Getting on with living when others are dying |

Getting on with living when others are dying

Carrie Click

This is a tough time for humans.

It’s an unbelievably tough time for humans in and around Iraq.

It’s not nearly as difficult for the rest of us – at least those of us who are in charge of our personal lives (as much as we can be, anyway).

But like a lot of people I know, I’m in a quandary. While getting ready to write this week’s column, I thought about the war. Of course.

I’ve had my say about the war in last week’s column, and in columns before that. Besides, I think people want to read about something, talk about something, hear about something, or watch something other than the war. So I decide to write about something else, maybe even something light.

Then I instantly start feeling guilty. People are losing their lives in Iraq, and I’m going to write about my dog? It’s almost like I feel guilty living a “normal” life, going about my everyday stuff, and keeping my routine.

But then I figure that a lot of people must feel like me – lost in this state of in between, of getting on with life when others are losing theirs. And no matter what my or your stand is on what’s going on in the world right now, we still are incredibly fortunate to be able to live our lives – our rich, full lives.

So I’m going to write about my dog.

This isn’t really about my dog. It’s about searching for the dog of our dreams – or at least one that won’t eat the front door or scale an eight-foot-high fence in a single bound.

This past Sunday, my husband Erik and I went on a road trip in search of a puppy. We have a dog, Jo Mama – a big, beautiful golden Lab. Actually, she was my dog before we were married, and now she’s our dog. Still, Erik has been wanting his own dog, which will become our dog. This whole dog ownership thing gets confusing any way you look at it.

Anyway, Erik has always had a thing for German shepherds and basset hounds – a study in extremes, I know. German shepherds are regal, smart, kick-ass. Basset hounds are so goofy you have to smile when you see one.

We searched the Web and the classifieds, and found breeders for each of the above.

Now before you get on me for not rescuing a pound dog, let me tell you we did search the pound for a doggie candidate. We’ve checked out dog pounds up and down the Colorado and Roaring Fork river valleys, and even took a dog home for a trial run.

About a month ago, Erik found a German shepherd/Great Dane mix at the pound who was, yes, about as big as a horse. He was a sweet boy for sure, but he ate our front door – OK, technically, he chewed on it – then tore the door trim in half (hey, he really wanted to get out) and he scaled the chain-link fence enclosing our dog kennel in a beautiful Swan Lake-like leap and dive. Suffice it to say, the German Dane went back to the kennel.

Fast forward to last Sunday. We were on a mission to find a puppy, and loaded the car with Jo Mama – after all, she’d have to approve – and a dog crate for said puppy.
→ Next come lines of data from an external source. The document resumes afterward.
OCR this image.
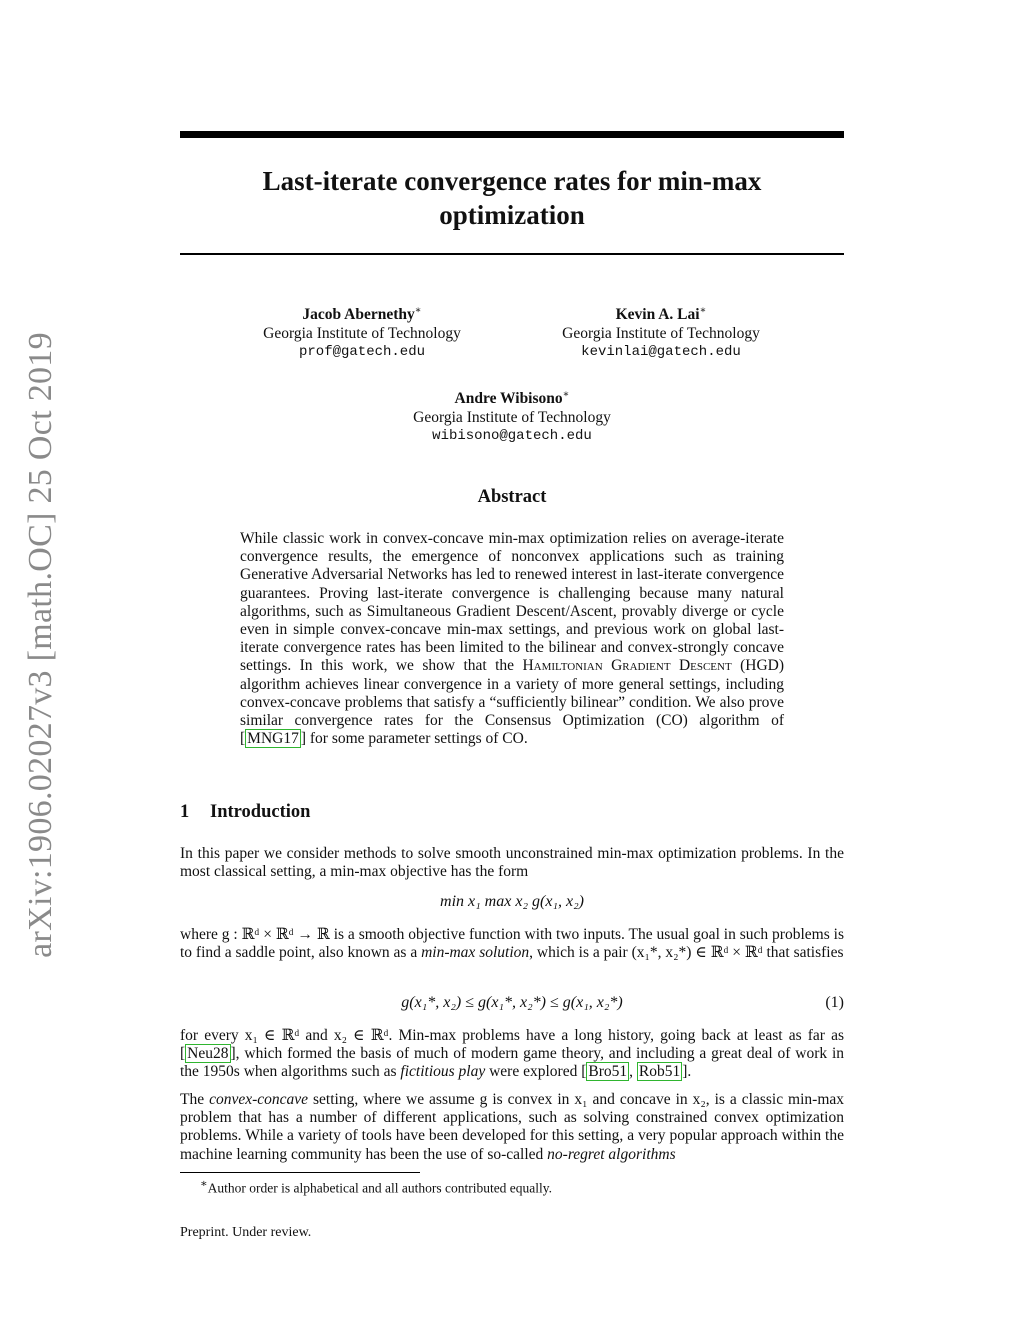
arXiv:1906.02027v3 [math.OC] 25 Oct 2019
Last-iterate convergence rates for min-max
optimization
Jacob Abernethy∗
Georgia Institute of Technology
prof@gatech.edu
Kevin A. Lai∗
Georgia Institute of Technology
kevinlai@gatech.edu
Andre Wibisono∗
Georgia Institute of Technology
wibisono@gatech.edu
Abstract
While classic work in convex-concave min-max optimization relies on average-iterate convergence results, the emergence of nonconvex applications such as training Generative Adversarial Networks has led to renewed interest in last-iterate convergence guarantees. Proving last-iterate convergence is challenging because many natural algorithms, such as Simultaneous Gradient Descent/Ascent, provably diverge or cycle even in simple convex-concave min-max settings, and previous work on global last-iterate convergence rates has been limited to the bilinear and convex-strongly concave settings. In this work, we show that the Hamiltonian Gradient Descent (HGD) algorithm achieves linear convergence in a variety of more general settings, including convex-concave problems that satisfy a “sufficiently bilinear” condition. We also prove similar convergence rates for the Consensus Optimization (CO) algorithm of [ MNG17 ] for some parameter settings of CO.
1 Introduction
In this paper we consider methods to solve smooth unconstrained min-max optimization problems. In the most classical setting, a min-max objective has the form
min x₁ max x₂ g(x₁, x₂)
where g : ℝᵈ × ℝᵈ → ℝ is a smooth objective function with two inputs. The usual goal in such problems is to find a saddle point, also known as a min-max solution, which is a pair (x₁*, x₂*) ∈ ℝᵈ × ℝᵈ that satisfies
g(x₁*, x₂) ≤ g(x₁*, x₂*) ≤ g(x₁, x₂*)	(1)
for every x₁ ∈ ℝᵈ and x₂ ∈ ℝᵈ. Min-max problems have a long history, going back at least as far as [ Neu28 ], which formed the basis of much of modern game theory, and including a great deal of work in the 1950s when algorithms such as fictitious play were explored [ Bro51 , Rob51 ].
The convex-concave setting, where we assume g is convex in x₁ and concave in x₂, is a classic min-max problem that has a number of different applications, such as solving constrained convex optimization problems. While a variety of tools have been developed for this setting, a very popular approach within the machine learning community has been the use of so-called no-regret algorithms
∗Author order is alphabetical and all authors contributed equally.
Preprint. Under review.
The first stop was Grand Junction where a sweet, tiny basset hound puppy was waiting there to break our hearts. She was adorable – white with tan spots and enormous ears that hung to the ground. She kissed us and licked our hands, and curled up into our laps.

Then, the breeders told us about her lung problems. And they told us about her breathing problems. Then they told us about her difficulty with cold weather. We didn’t want to leave her there, but we did. Besides, Erik had never realized how very low to the ground basset hounds are, and how relatively slow they are in moving out of the way. Because we have horses, he was worried the dog might get caught under hoof, so to speak. So bye-bye basset.

Our next stop was a Montrose ranch, where a gorgeous male German shepherd and a gray-colored female greeted us with tails wagging. We met two of their puppies, one of which the breeders were saving for us. She was wonderful, full of life and spunk, and immediately took to Jo Mama, chasing her around and nipping at her ears. Jo kept trotting away, dodging the puppies. Jo’s tail was wagging but you could tell her eyes were saying, “I guess this means I’m baby-sitting for the next year!”

The puppy was personality-plus, but her coloring was very dark – too dark for what we were envisioning. Again, it was hard to say goodbye, but we drove away, our dog crate empty and Jo Mama breathing a big sigh of relief.

So the dog search continues. Or maybe it doesn’t. Our lives are chock-full of stuff to worry about, and maybe now is just not the time to add to our brood. In any case, I have to admit going on a dog hunt, even though it tugged at our heartstrings, was something that helped us enjoy a sunny Colorado spring day – a day I wish I could wrap up in a package and send to Iraq.

Carrie Click is a Post Independent staff writer. Her column runs on Tuesdays.